While Zoom, Teams and other video conferencing platforms have provided a vital basis for teams to remain connected in a largely fully remote scenario, the problems of “video call fatigue” are well documented. Difficulty in interpreting body language and other non-verbal cues, audio lag and the impact of constantly seeing yourself in a small box in the corner of your video conference all lead to tiredness and a drop in performance. Managers will need to plan carefully to ensure that video conferencing integrates seamlessly into hybrid work patterns, whilst giving their teams plenty of time away from multi-participant calls.
With a return to offices, conference and meeting room equipment should be reviewed to ensure that they are well placed to integrate participants from within an office setting and those joining remotely. Good quality audio and video will be critical, and the use of digital whiteboard technologies will help to bridge the physical gap between participants and avoid those not in the room feeling like second-class attendees.

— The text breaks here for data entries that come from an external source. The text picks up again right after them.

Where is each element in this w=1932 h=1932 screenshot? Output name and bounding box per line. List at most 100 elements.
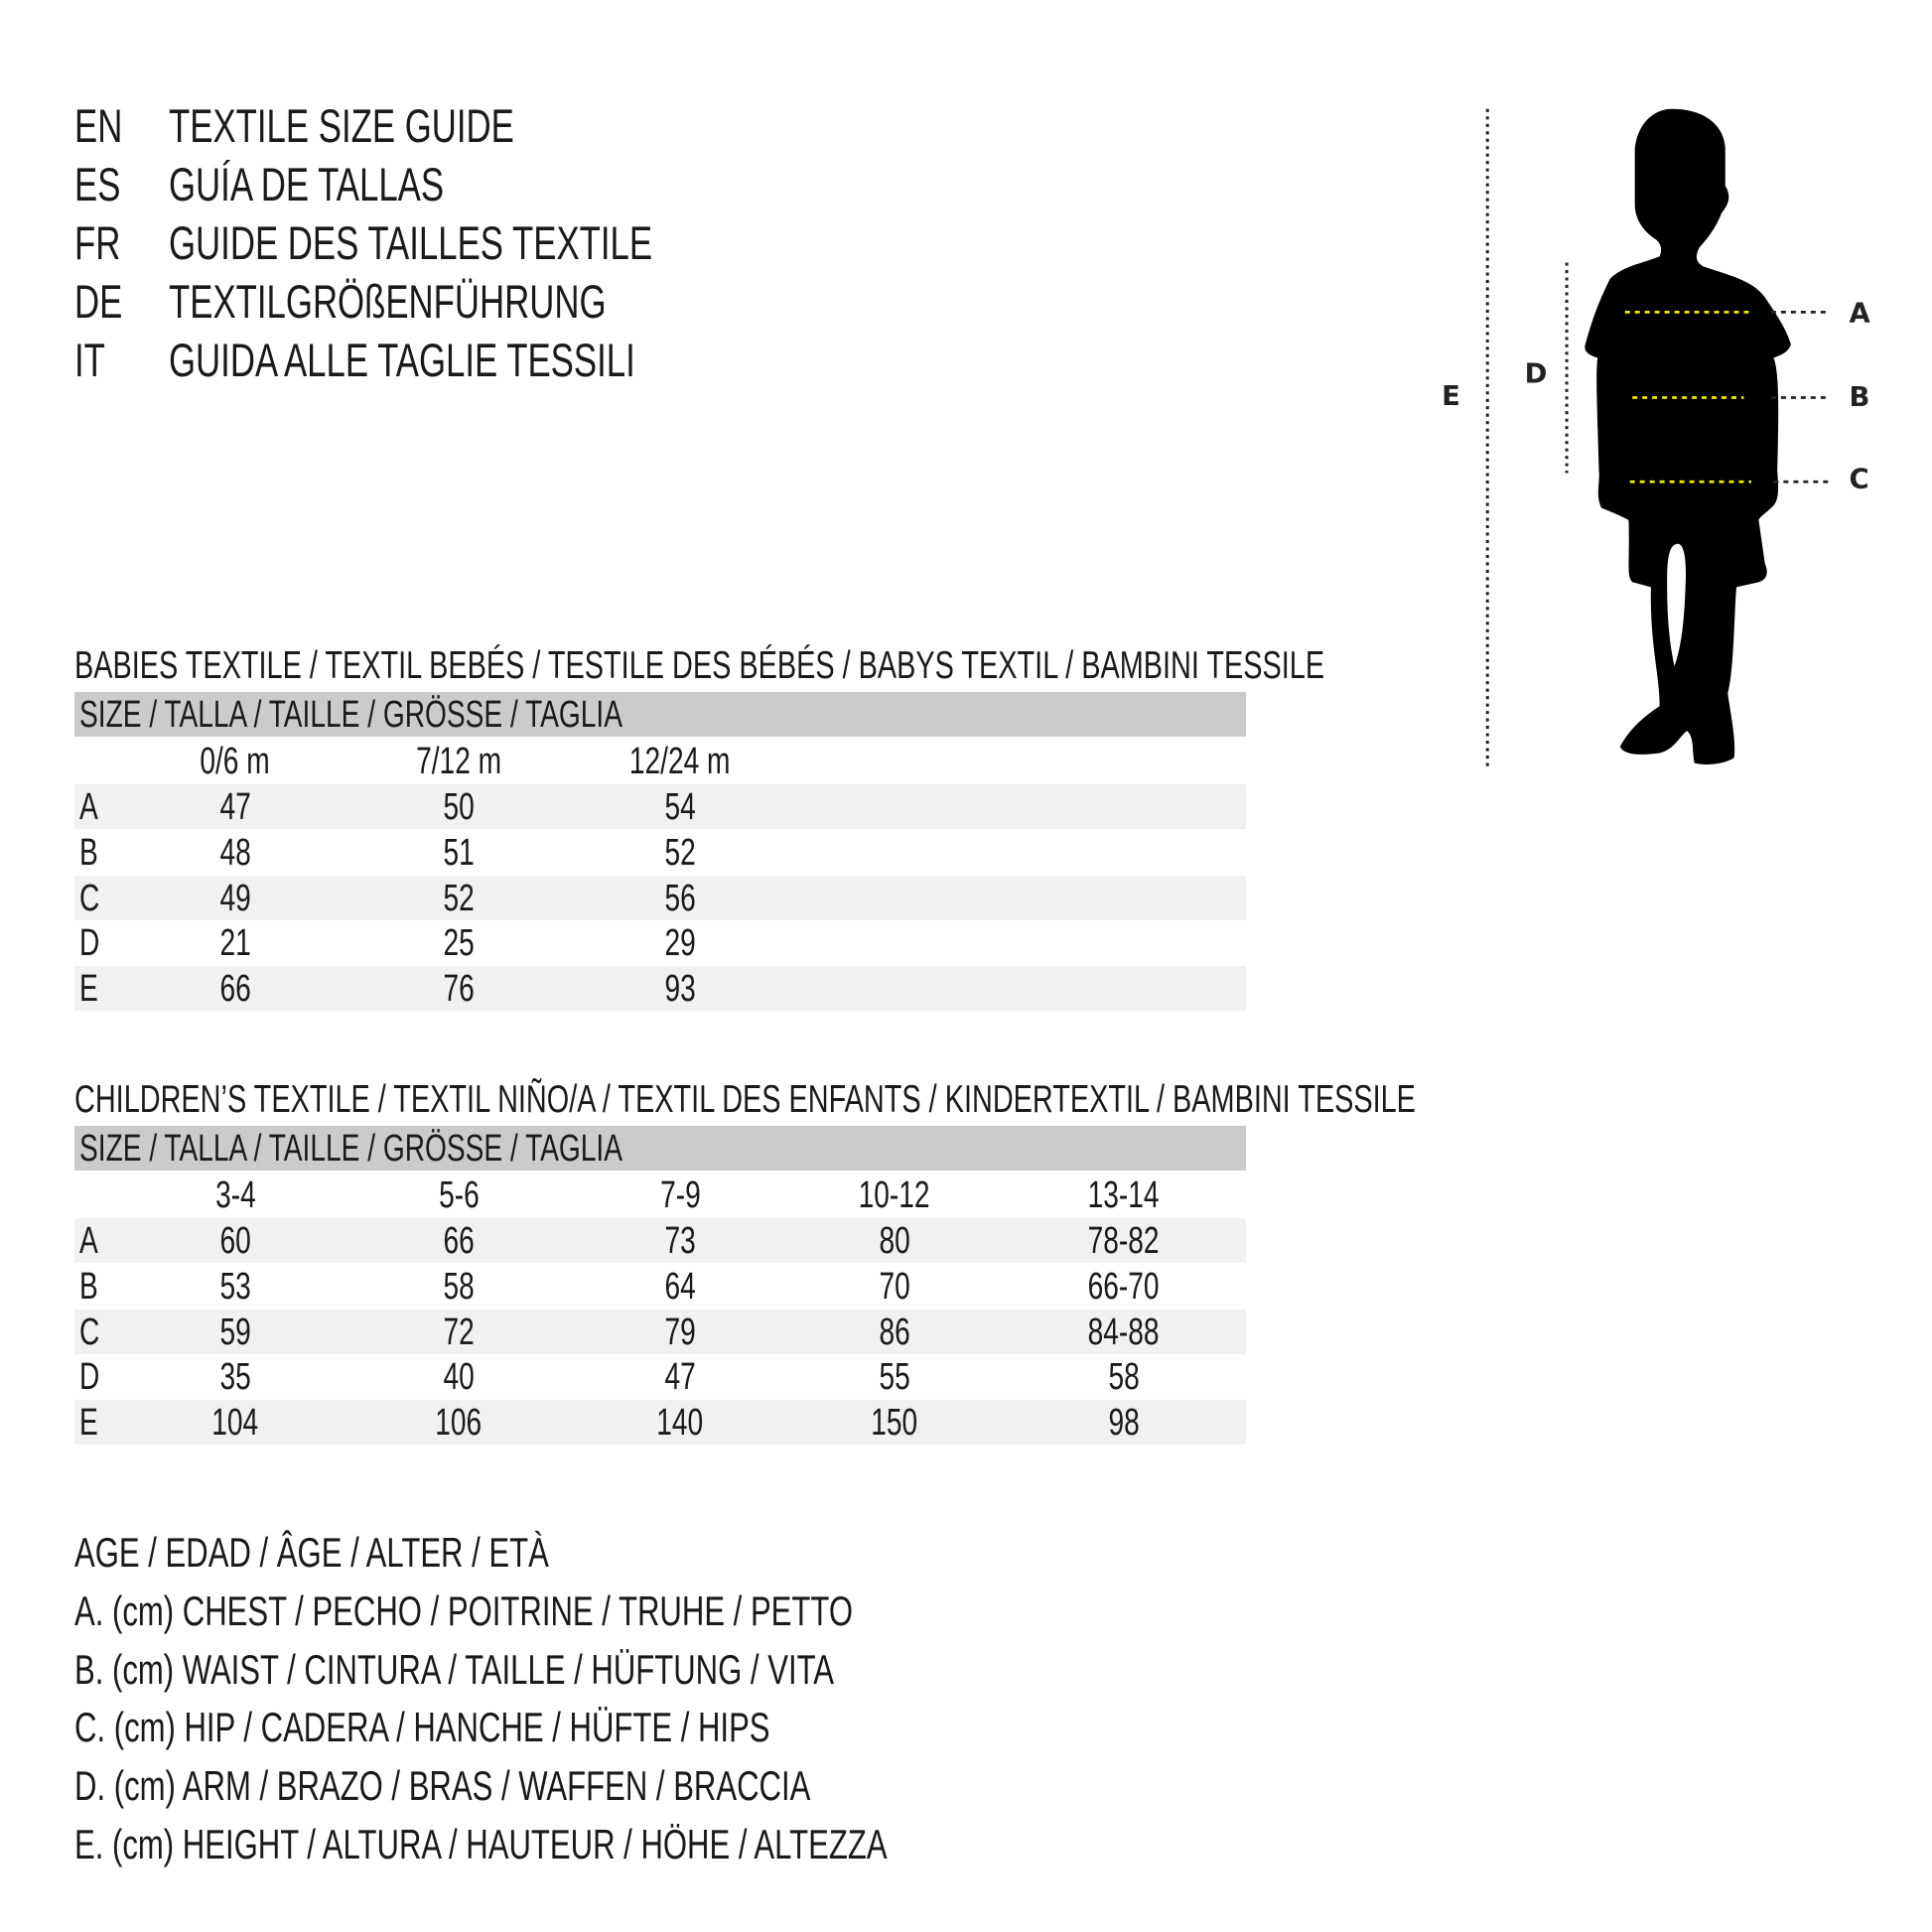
title-lang-code: DE: [74, 273, 139, 331]
table-cell: 55: [795, 1354, 994, 1400]
legend-text: E. (cm) HEIGHT / ALTURA / HAUTEUR / HÖHE…: [74, 1821, 888, 1867]
table-cell: 52: [359, 876, 558, 921]
label-d: D: [1525, 358, 1548, 389]
cell-value: 35: [219, 1356, 251, 1399]
cell-value: 47: [219, 786, 251, 828]
cell-value: 58: [443, 1265, 475, 1308]
cell-value: 52: [664, 831, 696, 874]
label-e: E: [1442, 381, 1460, 412]
row-label: B: [79, 830, 104, 876]
table-cell: 78-82: [1025, 1218, 1223, 1264]
title-es: GUÍA DE TALLAS: [169, 158, 445, 210]
column-header: 5-6: [359, 1173, 558, 1218]
row-label-text: E: [79, 968, 98, 1011]
table-cell: 60: [136, 1218, 335, 1264]
legend-line: A. (cm) CHEST / PECHO / POITRINE / TRUHE…: [74, 1584, 1126, 1639]
cell-value: 104: [211, 1402, 259, 1445]
column-header-text: 7-9: [659, 1174, 701, 1216]
column-header-text: 7/12 m: [416, 741, 501, 782]
table-heading-text: CHILDREN’S TEXTILE / TEXTIL NIÑO/A / TEX…: [74, 1078, 1416, 1121]
cell-value: 53: [219, 1265, 251, 1308]
column-header-text: 12/24 m: [629, 741, 731, 782]
title-lang-code: ES: [74, 156, 137, 213]
cell-value: 51: [443, 831, 475, 874]
table-cell: 79: [581, 1310, 779, 1355]
cell-value: 98: [1108, 1402, 1140, 1445]
title-lang-code: IT: [74, 332, 116, 389]
legend-text: B. (cm) WAIST / CINTURA / TAILLE / HÜFTU…: [74, 1645, 834, 1693]
title-text: GUIDA ALLE TAGLIE TESSILI: [169, 332, 799, 389]
cell-value: 84-88: [1088, 1311, 1160, 1353]
table-cell: 76: [359, 966, 558, 1012]
cell-value: 25: [443, 922, 475, 965]
cell-value: 52: [443, 877, 475, 919]
cell-value: 86: [879, 1311, 910, 1353]
column-header: 10-12: [795, 1173, 994, 1218]
lang-code: DE: [74, 275, 123, 328]
row-band: [74, 966, 1246, 1012]
table-cell: 58: [359, 1264, 558, 1310]
title-en: TEXTILE SIZE GUIDE: [169, 99, 514, 152]
column-header: 12/24 m: [581, 739, 779, 784]
table-cell: 53: [136, 1264, 335, 1310]
title-text: GUÍA DE TALLAS: [169, 156, 540, 213]
size-header-text: SIZE / TALLA / TAILLE / GRÖSSE / TAGLIA: [79, 694, 622, 736]
table-cell: 47: [581, 1354, 779, 1400]
row-label-text: B: [79, 831, 98, 874]
lang-code: EN: [74, 99, 123, 152]
cell-value: 79: [664, 1311, 696, 1353]
cell-value: 29: [664, 922, 696, 965]
legend-line: B. (cm) WAIST / CINTURA / TAILLE / HÜFTU…: [74, 1642, 1101, 1698]
table-heading: BABIES TEXTILE / TEXTIL BEBÉS / TESTILE …: [74, 643, 1763, 689]
table-cell: 47: [136, 784, 335, 830]
table-cell: 104: [136, 1400, 335, 1446]
cell-value: 150: [871, 1402, 918, 1445]
row-label: A: [79, 784, 104, 830]
table-cell: 35: [136, 1354, 335, 1400]
row-label-text: A: [79, 786, 98, 828]
legend-line: E. (cm) HEIGHT / ALTURA / HAUTEUR / HÖHE…: [74, 1817, 1173, 1872]
table-cell: 70: [795, 1264, 994, 1310]
cell-value: 66: [443, 1220, 475, 1262]
cell-value: 70: [879, 1265, 910, 1308]
cell-value: 80: [879, 1220, 910, 1262]
table-cell: 50: [359, 784, 558, 830]
table-cell: 56: [581, 876, 779, 921]
table-cell: 84-88: [1025, 1310, 1223, 1355]
legend-line: D. (cm) ARM / BRAZO / BRAS / WAFFEN / BR…: [74, 1758, 1069, 1814]
column-header: 7-9: [581, 1173, 779, 1218]
leg-gap: [1667, 543, 1687, 667]
lang-code: IT: [74, 334, 105, 386]
title-text: TEXTILE SIZE GUIDE: [169, 97, 635, 155]
legend-text: A. (cm) CHEST / PECHO / POITRINE / TRUHE…: [74, 1587, 854, 1634]
row-label: B: [79, 1264, 104, 1310]
cell-value: 66-70: [1088, 1265, 1160, 1308]
table-heading: CHILDREN’S TEXTILE / TEXTIL NIÑO/A / TEX…: [74, 1077, 1887, 1123]
table-cell: 72: [359, 1310, 558, 1355]
table-cell: 48: [136, 830, 335, 876]
cell-value: 48: [219, 831, 251, 874]
table-cell: 25: [359, 920, 558, 966]
child-silhouette-icon: [1585, 108, 1791, 764]
table-cell: 29: [581, 920, 779, 966]
legend-text: D. (cm) ARM / BRAZO / BRAS / WAFFEN / BR…: [74, 1762, 811, 1810]
cell-value: 64: [664, 1265, 696, 1308]
column-header-text: 13-14: [1088, 1174, 1160, 1216]
size-header-text: SIZE / TALLA / TAILLE / GRÖSSE / TAGLIA: [79, 1128, 622, 1170]
lang-code: ES: [74, 158, 121, 210]
table-cell: 80: [795, 1218, 994, 1264]
cell-value: 21: [219, 922, 251, 965]
cell-value: 60: [219, 1220, 251, 1262]
size-header-band: [74, 1126, 1246, 1171]
cell-value: 49: [219, 877, 251, 919]
table-cell: 40: [359, 1354, 558, 1400]
row-label-text: C: [79, 1311, 100, 1353]
row-label-text: D: [79, 1356, 100, 1399]
row-label: D: [79, 1354, 106, 1400]
cell-value: 56: [664, 877, 696, 919]
cell-value: 140: [656, 1402, 704, 1445]
table-cell: 49: [136, 876, 335, 921]
row-label-text: A: [79, 1220, 98, 1262]
column-header-text: 0/6 m: [200, 741, 271, 782]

The use of “virtual coffee breaks” and socially focused events with break out rooms should be considered to recreate those water-cooler-meetings and desk-side chats that have been noticeably absent over the last year.
Broader IT changes
In addition to the continued support and evolution of corporate collaboration tools, IT leaders will also need to consider the broader implications from the change to hybrid working models. HR may need new software to manage desk booking and employee absences effectively, while service desk hours could extend to provide cover for the flexible working patterns of business users. The provisioning, distribution and maintenance of user devices will need to take account of users who rarely come into the office, and security considerations must include this new, broadly distributed user perimeter.
Winners and losers
If corporate IT does not move fast enough in selecting and deploying the right collaboration technologies, backed up with appropriate guidance and training on their use, it is likely that business users will take matters into their own hands with tools and costs proliferating across the enterprise.
If done correctly, however, new hybrid working models will address concerns around creativity, innovation, and culture. Successful adoption of tools and process will enable productivity to remain high and allow access to wider talent pools for recruiting as where and how employees are able to work becomes a competitive differentiator.